03.02.09 7:28 PM ET
Exit Interview: Outgoing Blackwater Chief on Why He Owes No Apologies
In an interview with The Daily Beast, Erik Prince, the outgoing CEO of Blackwater Worldwide, said his decision to step down from the company today, along with longtime executive Gary Jackson, is part of the business' natural evolution.
“We've been at this for 11 years,” Prince, a former Navy SEAL, said. “The military rotates leadership every 1½ to two years. Myself and Gary, we've grown this thing from when it was nothing and it was time to turn it over to the next generation of leadership.”
“I’d say [Blackwater] performed above and beyond the scope of our contract and did exactly what our customers hired us to do,” Prince said.
Prince said that Blackwater's new president, Joe Yorio, would be better suited to cement its position as a large-scale international company rather than the smaller domestic operation he founded in 1997. He likened the process to “sending the business off to college.”
“In Joe Yorio you find a guy who's smarter at business than I am,” Prince said. “I'm an entrepreneur and idea guy; he's a professional businessman.”
The move comes amidst a brutal stretch for Blackwater Worldwide in which the company has suffered major financial setbacks and watched its public image disintegrate in the press.
In December, federal prosecutors charged five Blackwater employees with 14 counts of manslaughter and 20 counts of attempted manslaughter, the result of an investigation into a 2007 shootout in Baghdad in which some 17 Iraqis were killed. According to prosecutors, at least 14 Iraqis—all civilians—were killed directly by Blackwater employees, who allegedly fired a grenade into a girls' school and shot at unarmed innocents fleeing the battle. A sixth employee has pleaded guilty to voluntary manslaughter in the case. The remaining defendants' attorneys contend they were acting in self defense.

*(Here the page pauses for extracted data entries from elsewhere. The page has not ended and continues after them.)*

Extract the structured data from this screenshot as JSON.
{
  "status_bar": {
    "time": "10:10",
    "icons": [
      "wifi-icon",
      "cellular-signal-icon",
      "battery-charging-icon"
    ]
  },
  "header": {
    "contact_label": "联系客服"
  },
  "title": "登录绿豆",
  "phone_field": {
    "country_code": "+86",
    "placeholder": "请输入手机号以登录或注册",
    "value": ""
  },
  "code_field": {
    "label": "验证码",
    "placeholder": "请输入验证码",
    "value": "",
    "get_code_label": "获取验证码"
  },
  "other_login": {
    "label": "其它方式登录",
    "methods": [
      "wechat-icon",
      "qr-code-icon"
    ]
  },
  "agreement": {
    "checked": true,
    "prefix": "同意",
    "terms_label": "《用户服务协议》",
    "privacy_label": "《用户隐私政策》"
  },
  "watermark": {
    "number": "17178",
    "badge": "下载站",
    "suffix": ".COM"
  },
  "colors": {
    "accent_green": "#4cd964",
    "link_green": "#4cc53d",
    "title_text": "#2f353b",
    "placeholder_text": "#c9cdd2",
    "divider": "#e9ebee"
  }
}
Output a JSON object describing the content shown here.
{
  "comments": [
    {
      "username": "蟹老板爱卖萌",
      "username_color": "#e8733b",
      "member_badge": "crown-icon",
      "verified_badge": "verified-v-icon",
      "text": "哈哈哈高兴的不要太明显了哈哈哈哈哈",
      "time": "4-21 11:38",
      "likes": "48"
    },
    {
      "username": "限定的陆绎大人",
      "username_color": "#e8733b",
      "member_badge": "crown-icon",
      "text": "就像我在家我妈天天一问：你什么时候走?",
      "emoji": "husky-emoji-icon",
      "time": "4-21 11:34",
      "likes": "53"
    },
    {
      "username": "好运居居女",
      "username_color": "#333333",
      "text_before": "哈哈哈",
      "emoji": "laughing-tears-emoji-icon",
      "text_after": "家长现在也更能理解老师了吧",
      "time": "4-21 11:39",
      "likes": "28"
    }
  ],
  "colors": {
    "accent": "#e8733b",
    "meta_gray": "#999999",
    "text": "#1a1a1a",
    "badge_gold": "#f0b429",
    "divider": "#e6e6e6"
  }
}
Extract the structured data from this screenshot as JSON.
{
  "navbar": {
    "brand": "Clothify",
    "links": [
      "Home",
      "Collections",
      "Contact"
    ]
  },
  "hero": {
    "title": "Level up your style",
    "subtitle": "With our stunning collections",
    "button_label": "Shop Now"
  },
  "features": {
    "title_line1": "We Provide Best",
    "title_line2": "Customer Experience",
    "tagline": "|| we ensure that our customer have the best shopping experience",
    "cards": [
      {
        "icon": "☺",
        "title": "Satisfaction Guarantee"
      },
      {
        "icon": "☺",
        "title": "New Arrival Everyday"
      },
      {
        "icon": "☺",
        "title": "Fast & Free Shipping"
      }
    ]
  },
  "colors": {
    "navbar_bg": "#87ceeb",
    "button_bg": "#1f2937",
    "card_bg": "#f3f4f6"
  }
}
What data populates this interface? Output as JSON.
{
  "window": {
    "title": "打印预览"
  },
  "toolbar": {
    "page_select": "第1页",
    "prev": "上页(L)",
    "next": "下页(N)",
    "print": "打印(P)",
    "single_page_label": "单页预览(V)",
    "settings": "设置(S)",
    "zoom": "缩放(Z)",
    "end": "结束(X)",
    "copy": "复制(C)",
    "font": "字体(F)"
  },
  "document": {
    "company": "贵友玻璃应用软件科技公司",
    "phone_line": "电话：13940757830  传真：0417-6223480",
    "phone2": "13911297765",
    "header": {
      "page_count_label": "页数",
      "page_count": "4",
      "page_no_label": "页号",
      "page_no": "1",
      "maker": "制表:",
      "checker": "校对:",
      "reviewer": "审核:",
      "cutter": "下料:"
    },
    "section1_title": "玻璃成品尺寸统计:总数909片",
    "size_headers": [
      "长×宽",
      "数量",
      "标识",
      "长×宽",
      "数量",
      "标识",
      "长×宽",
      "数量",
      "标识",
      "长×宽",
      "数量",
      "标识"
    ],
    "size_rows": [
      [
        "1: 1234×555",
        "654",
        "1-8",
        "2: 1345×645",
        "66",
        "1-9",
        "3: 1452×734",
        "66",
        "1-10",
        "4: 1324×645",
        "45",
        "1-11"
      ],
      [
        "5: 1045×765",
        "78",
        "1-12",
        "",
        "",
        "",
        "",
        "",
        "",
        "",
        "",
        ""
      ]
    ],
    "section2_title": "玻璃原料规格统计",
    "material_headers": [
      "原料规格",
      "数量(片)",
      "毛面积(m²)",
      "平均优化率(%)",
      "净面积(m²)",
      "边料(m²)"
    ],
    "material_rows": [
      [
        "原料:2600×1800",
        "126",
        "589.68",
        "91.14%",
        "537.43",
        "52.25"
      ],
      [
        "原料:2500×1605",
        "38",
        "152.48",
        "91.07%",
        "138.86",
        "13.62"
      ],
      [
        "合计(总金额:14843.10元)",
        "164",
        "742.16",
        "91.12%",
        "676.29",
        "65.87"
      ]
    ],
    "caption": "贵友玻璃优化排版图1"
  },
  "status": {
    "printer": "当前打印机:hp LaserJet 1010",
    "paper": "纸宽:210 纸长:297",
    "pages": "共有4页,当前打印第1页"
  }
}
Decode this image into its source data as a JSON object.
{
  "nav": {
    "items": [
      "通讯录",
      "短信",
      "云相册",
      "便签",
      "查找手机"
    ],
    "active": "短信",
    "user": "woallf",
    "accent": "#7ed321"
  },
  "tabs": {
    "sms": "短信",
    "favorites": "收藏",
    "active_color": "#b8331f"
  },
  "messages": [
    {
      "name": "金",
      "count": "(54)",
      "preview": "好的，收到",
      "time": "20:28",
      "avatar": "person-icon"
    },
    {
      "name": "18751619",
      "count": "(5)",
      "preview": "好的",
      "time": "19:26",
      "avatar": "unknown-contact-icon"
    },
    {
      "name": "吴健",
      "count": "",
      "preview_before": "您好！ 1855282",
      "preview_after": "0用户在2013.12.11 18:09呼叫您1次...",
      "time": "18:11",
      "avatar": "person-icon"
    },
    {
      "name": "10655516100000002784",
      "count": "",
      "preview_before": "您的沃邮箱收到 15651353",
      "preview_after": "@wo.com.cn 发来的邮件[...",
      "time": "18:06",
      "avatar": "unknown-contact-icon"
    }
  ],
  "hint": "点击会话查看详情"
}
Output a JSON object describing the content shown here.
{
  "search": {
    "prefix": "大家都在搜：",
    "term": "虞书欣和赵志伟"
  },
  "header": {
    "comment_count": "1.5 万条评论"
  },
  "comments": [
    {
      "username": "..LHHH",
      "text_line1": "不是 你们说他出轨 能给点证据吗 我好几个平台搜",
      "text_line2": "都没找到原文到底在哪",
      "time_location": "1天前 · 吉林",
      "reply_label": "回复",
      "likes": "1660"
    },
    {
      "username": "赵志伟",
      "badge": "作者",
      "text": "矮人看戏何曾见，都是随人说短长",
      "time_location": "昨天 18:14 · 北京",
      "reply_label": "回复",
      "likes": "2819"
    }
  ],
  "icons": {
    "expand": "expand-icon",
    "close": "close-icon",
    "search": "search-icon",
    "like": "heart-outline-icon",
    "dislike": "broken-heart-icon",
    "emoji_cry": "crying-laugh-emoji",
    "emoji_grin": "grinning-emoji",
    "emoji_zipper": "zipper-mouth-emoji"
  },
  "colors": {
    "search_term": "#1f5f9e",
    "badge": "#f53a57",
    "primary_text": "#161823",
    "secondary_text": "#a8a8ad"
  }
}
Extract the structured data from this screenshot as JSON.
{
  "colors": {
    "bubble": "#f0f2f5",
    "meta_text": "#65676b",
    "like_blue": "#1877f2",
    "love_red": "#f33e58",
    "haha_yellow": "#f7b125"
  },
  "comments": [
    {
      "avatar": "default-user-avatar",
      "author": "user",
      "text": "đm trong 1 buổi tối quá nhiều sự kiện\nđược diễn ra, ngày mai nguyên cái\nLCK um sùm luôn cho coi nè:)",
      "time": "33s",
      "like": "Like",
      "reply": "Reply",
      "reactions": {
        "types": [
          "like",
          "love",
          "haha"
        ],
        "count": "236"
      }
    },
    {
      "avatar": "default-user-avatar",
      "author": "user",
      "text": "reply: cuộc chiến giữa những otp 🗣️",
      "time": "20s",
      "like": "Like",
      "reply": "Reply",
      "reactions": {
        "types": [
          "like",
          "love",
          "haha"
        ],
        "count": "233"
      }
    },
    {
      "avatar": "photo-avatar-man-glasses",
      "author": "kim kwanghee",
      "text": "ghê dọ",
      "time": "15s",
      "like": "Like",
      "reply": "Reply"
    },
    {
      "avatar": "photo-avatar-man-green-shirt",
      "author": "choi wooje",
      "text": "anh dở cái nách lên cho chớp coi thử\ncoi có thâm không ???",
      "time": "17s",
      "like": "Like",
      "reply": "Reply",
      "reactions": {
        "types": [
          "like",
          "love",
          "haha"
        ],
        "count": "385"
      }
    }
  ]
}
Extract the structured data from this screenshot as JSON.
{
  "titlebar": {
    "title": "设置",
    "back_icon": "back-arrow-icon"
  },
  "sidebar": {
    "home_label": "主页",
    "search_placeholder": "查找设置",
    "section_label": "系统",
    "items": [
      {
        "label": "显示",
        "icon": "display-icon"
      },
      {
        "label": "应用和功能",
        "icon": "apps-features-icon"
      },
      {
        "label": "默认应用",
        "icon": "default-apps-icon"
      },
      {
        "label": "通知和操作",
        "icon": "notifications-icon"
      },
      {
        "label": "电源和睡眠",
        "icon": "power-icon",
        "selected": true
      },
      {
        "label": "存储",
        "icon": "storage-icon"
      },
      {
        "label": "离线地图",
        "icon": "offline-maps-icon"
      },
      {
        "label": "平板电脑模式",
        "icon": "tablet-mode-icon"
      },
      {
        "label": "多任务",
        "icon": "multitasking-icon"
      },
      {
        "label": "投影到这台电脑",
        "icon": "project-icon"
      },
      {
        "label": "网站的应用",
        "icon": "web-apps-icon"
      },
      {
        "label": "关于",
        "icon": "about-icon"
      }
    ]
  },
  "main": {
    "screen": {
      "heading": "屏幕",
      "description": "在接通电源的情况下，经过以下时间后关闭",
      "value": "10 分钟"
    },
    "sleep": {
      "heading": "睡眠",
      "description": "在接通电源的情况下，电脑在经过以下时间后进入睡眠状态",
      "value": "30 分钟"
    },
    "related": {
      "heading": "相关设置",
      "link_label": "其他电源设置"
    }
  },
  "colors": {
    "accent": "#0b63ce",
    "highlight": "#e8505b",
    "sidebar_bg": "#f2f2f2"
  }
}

The case cemented Blackwater’s reputation for trigger-happy recklessness that's led critics in Washington and the military to condemn the company for failing to professionally carry out its operations.
When asked about the charges, Prince declined to address specific allegations regarding its employees serving in Iraq.
“I'd say we performed above and beyond the scope of our contract and did exactly what our customers hired us to do,” Prince said.
In December, he rebutted critics who derided the company as beholden to no law but its own with an op-ed in the Wall Street Journal, arguing that the current trial showed that its members were within the scope of the law and that their operations save American lives.
“Our teams are not cooking meals or moving supplies,” he wrote then. “They are taking bullets. They are military veterans who have chosen to serve their country once again.”
Prince said he was frustrated by criticism that the military should exclusively perform many of Blackwater's tasks and argued that the scope of America's activities abroad made privatizing certain missions its only option.
“We're not private soldiers at all. There's no offensive operations done by our folks,” he told The Daily Beast. “Sure, the US military could do all these jobs, but the US military is a lot smaller than it used to be... You can decide how much you want the military to do and the policy makers have to decide the military's priorities, but if they don't have enough to do it, then someone else is going to have to do the work or you're not going to accomplish those goals.”
In late January, the State Department dealt the company a major financial blow by announcing they would not renew a lucrative contract to protect diplomats in Iraq after the Iraqi government denied Blackwater a license to operate in the country. The contract made up one-third of the company's annual revenue, according to the Associated Press. Shortly afterward, the company changed its name to Xe (pronounced like the letter “Z”), following the lead of tarnished businesses like tobacco giant Philip Morris, which became the friendlier-sounding Altria.
While the loss of the Iraq contract was a blow, Prince said that his company would still vie for personal protective-services contracts outside of Iraq.
“We'll continue to bid on places the US government asks us to work,” Prince said.
Nonetheless, he said large-scale bodyguard operations of the type seen in Iraq were likely not in the cards.
“I think the diplomatic-security needs in Iraq were an anomaly,” Prince said. “There's never been a bulge of requirements that large ever before. Whether it's phased to the army or to a more Iraqi-based model is certainly not my decision, but I don't see us conducting personal-security operations in the midst of a warzone to that extent.”
Prince said the company would remain profitable on the strength of domestic training programs—the type of work Blackwater initially was founded to conduct—as well as operations in Africa and Afghanistan, like support missions from its fleet of helicopters and planes. Overall, he said he saw little reason to believe Blackwater's services would be any less in demand in the near future.
“I don't believe the Obama administration is going to move significantly away from using the private sector in various applications,” Prince said. “This is just my gut, but when the private sector can do things in a cost-effective manner, especially in this overall budgetary environment, it's hard for anyone to say outright 'No, we wont do that,' because of some predisposed position.”
Benjamin Sarlin is a reporter for The Daily Beast. He previously covered New York City politics for the New York Sun and has worked for talkingpointsmemo.com.